SDLP leader Colum Eastwood went on to joke that new MPs should not fall out with the Speaker.

The SDLP leader said: “I want to take this opportunity also to welcome all the new members, even the ones that I profoundly disagree with. The one piece of advice I have to give every new member here is to remember that the Speaker doesn’t just chair the meetings – he’s the boss.

“He is in charge of everything around this place and I would do well be it not to fall out with him.”

Liberal Democrat leader Ed Davey thanked Mr Lindsay for the care he shows MPs, including the concern he exhibited for those with vigorous election campaign schedules.

Over the six weeks of the campaign Ed was known for stunts such as bungee-jumping, paddle-boarding and kayaking.

He told the Commons: “Mr Speaker-elect has always been a real champion for the security and safety of all members and all our staff as well as looking after our health and welfare. We are grateful to you for doing that.

“Sir, just yesterday, you asked after my health following my active campaign and the House may be interested to know that after I reassured you about my health you expressed real enthusiasm about bungee jumping.”

Mr Lindsay also said: “We on these benches will hold the Government to account, that is our job. We will focus on the health and care crisis, we will focus on ending the sewage scandal, we will focus on helping people with a cost of living crisis.”

Mr Lindsay faced pressure earlier this year to step down as Speaker over his handling of a vote on a ceasefire in Gaza which led to the SNP walking out of the chamber in protest.

SNP Westminster leader Stephen Flynn said: “I think it’s safe to say that me and you didn’t always see eye to eye during the course of the last parliament but in politics and in life, I think it’s important to let bygones be bygones and to focus on the future.”

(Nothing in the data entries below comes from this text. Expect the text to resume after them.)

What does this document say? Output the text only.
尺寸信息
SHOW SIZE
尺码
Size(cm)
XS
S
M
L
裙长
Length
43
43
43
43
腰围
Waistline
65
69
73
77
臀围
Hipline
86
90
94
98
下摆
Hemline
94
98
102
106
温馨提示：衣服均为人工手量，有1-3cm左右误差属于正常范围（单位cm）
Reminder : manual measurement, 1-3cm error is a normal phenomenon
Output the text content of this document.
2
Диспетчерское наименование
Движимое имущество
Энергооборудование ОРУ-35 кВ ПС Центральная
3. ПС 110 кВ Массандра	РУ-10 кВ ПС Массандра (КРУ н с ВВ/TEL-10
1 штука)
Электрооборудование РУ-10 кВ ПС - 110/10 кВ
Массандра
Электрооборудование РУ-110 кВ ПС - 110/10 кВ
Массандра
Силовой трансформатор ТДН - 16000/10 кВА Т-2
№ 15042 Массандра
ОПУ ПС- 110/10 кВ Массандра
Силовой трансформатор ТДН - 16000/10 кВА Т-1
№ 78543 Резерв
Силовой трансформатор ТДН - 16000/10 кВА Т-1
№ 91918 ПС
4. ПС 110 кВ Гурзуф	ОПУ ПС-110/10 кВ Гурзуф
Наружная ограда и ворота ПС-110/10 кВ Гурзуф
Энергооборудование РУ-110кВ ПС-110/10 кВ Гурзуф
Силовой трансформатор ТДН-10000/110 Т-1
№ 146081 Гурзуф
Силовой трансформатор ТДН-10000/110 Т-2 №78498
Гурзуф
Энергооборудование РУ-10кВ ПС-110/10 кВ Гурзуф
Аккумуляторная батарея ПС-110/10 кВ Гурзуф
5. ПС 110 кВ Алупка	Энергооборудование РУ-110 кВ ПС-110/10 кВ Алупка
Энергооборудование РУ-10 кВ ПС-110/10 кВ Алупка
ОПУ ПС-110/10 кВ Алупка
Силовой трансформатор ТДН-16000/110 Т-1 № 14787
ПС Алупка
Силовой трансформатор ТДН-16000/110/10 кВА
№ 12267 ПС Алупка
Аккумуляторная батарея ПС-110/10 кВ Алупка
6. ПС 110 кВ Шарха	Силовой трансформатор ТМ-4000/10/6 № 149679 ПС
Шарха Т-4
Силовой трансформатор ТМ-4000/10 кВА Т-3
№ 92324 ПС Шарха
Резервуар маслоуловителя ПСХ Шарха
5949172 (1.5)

Mr Flynn also referred to his party’s loss of over 30 seats, the majority of which were won by Labour.

He said: “I wish to begin by welcoming all new members to the chamber, in particular those members from Scottish constituencies.

“There’s probably a few more new members from Scottish constituencies than I would like to have seen, but I do look forward to working constructively with you to deliver in the best interests of the people that we are all so fortunate to represent.”

In his speech earlier, Mr Lindsay referred to the DUP MP for Strangford, Jim Shannon who is known for his frequent contributions in debates of any and all natures.

He said: “Needless to say, in this role you need staying power. I’ve already been speaker during the tenure of three prime ministers, two monarchs and one Jim Shannon.”

When welcoming the Speaker, DUP leader Gavin Robinson made reference to his earlier mention of Mr Shannon.

He said: “Congratulations Mr Speaker-elect, we are thrilled to see you back in your seat but for those new members of Parliament who have yet to understand just how this place works, some of them will learn through time that Jim Shannon needed no further encouragement.”